WirtschaftsBlatt-Leitartikel: Fortunas Werk und Grassers Beitrag - von Hans-Jörg Bruckberger

Eines muss man KHG lassen: Er hat eine Börsekultur aufgebaut

Wien (OTS) - Es fällt gar nicht leicht, dieser Tage positiv über Karl-Heinz Grasser zu schreiben. Der Mann, dessen Image mehr als angekratzt ist und der von Kommentatoren - oft zu Recht - nur allzu gern in der Luft zerrissen wird. Jedoch: Auf Seite 2 dieser Ausgabe haben wir die ATX-Bilanz verschiedener Finanzminister seit den 1980er-Jahren recherchiert und dabei sticht nun ausgerechnet Grasser hervor. Während der ATX unter den meisten Finanzministern eher unspektakulär zugelegt und bei manchen sogar an Wert verloren hatte, ging unter Grasser die Post ab. Fast 400 Prozent Wertzuwachs schlugen zu Buche. Gegen diese Hausse verkommt selbst der unter Josef Pröll gesehene historisch markante Krisen-Rebound von 78 Prozent zum "Hausserl".

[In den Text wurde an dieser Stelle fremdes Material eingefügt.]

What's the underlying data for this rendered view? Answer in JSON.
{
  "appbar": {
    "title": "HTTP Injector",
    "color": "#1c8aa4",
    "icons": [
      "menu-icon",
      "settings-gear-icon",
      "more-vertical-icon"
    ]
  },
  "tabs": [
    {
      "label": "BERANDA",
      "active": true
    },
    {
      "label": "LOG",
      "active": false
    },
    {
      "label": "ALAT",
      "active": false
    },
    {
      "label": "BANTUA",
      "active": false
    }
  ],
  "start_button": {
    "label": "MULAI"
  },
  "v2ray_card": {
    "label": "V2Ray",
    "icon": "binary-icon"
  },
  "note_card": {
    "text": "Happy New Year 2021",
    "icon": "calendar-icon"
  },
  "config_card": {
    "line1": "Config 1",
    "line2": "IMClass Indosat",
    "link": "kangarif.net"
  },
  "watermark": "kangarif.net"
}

Natürlich muss man relativieren: Grassers Amtszeit fiel in eine historische Boom-Phase, wobei für Wien die Ostfantasie noch dazukam. Insofern war Grasser einfach nur zur rechten Zeit am rechten Ort. Und er ist auch zur rechten Zeit gegangen, nämlich vor der Finanzkrise.

Und doch muss man so fair sein und auch der schwarz-blauen Regierung - bei aller kritischer Distanz, auch zu deren gemogeltem Nulldefizit - Tribut zollen. Unter ihr wurde erstmals so etwas wie eine Aktienkultur in diesem börsetechnischen Entwicklungsland aufgebaut. Die private Vorsorge - auch wenn selbst diese heute im Detail schon wieder kritisch zu sehen ist - wurde forciert. Und ein investitionsfreundliches Umfeld geschaffen, in dem es fast schon cool war, Aktien zu besitzen. Ein funktionierender Finanzmarkt ist für alle wichtig.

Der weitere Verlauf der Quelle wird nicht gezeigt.